Os resultados obtidos são seguidos de períodos de impotência das equipes técnicas envolvidas para resolução dos conflitos de documentação imobiliária em UCs, que continuaram sendo tratados mediante ações pontuais e com o Estado na defensiva. As unidades de proteção integral continuam aguardando a implementação de políticas públicas para regularização das terras.

Os avanços e dificuldades no programa de apoio à regularização fundiária desenvolvido pela Divisão de Reservas e Parques Estaduais – DRPE IF –, durante a década de 1990, foram discutidos por Costa Neto et al. (2002b), sendo destacados os esforços realizados pelas equipes técnicas para integração institucional e implementação de uma política voltada à priorização do conhecimento da indisciplina da malha fundiária. De acordo com as conclusões apresentadas, na década de 1990 houve um rico período de busca de soluções para criação de novas unidades de conservação e saneamento dos conflitos existentes. No entanto, a falta de políticas voltadas para a resolução definitiva da questão fundiária no conjunto das UCs não permitiu a elaboração de malhas fundiárias que viabilizassem ações decisivas para acabar com esses conflitos.
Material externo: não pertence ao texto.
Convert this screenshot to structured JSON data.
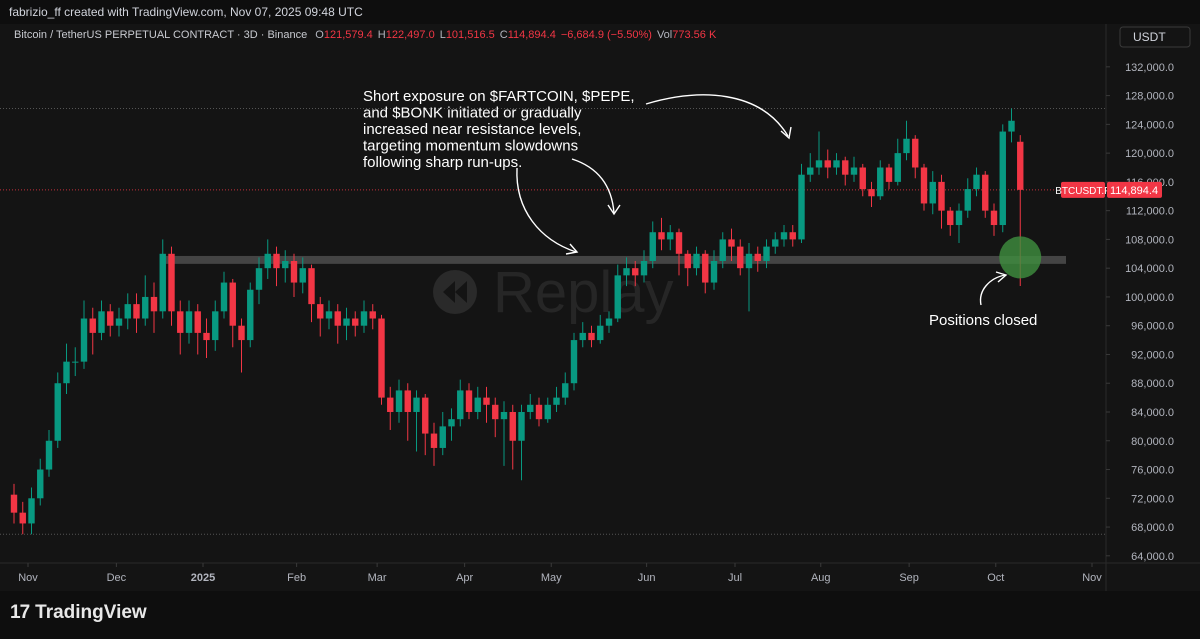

Da mesma forma, discutindo as dificuldades para obtenção de resultados na conservação das florestas do Estado, Furlan (2000) afirma: “as políticas públicas são contraditórias e nas situações mais conflitivas prevalecem as não-políticas”.

Cabe ressaltar que o citado programa de apoio à regularização fundiária, até hoje, é caracterizado como “de apoio”, devido ao fato da atribuição da regularização fundiária das unidades existentes no Estado de São Paulo, esta sob responsabilidade de outra instituição, a Procuradoria Geral do Estado.

Apesar dos esforços para integração dessas instituições, e em alguns assuntos específicos existirem importantes avanços, ainda não existe uma política de regularização imobiliária para o conjunto dessas unidades, adiando a incorporação ao patrimônio do Estado, das terras devolutas, dos imóveis particulares por meio de desapropriações e a demarcação física, ações necessárias à consolidação do Sistema Estadual de Unidades de Conservação.

No início do século XXI, a indisciplina na documentação imobiliária ainda constitui limites à conservação da Mata Atlântica e coloca em risco a consolidação de uma rede de unidades de proteção integral, com abrangência territorial mínima para garantir a conservação das últimas amostras dos remanescentes dos ecossistemas originalmente existentes no Estado de São Paulo.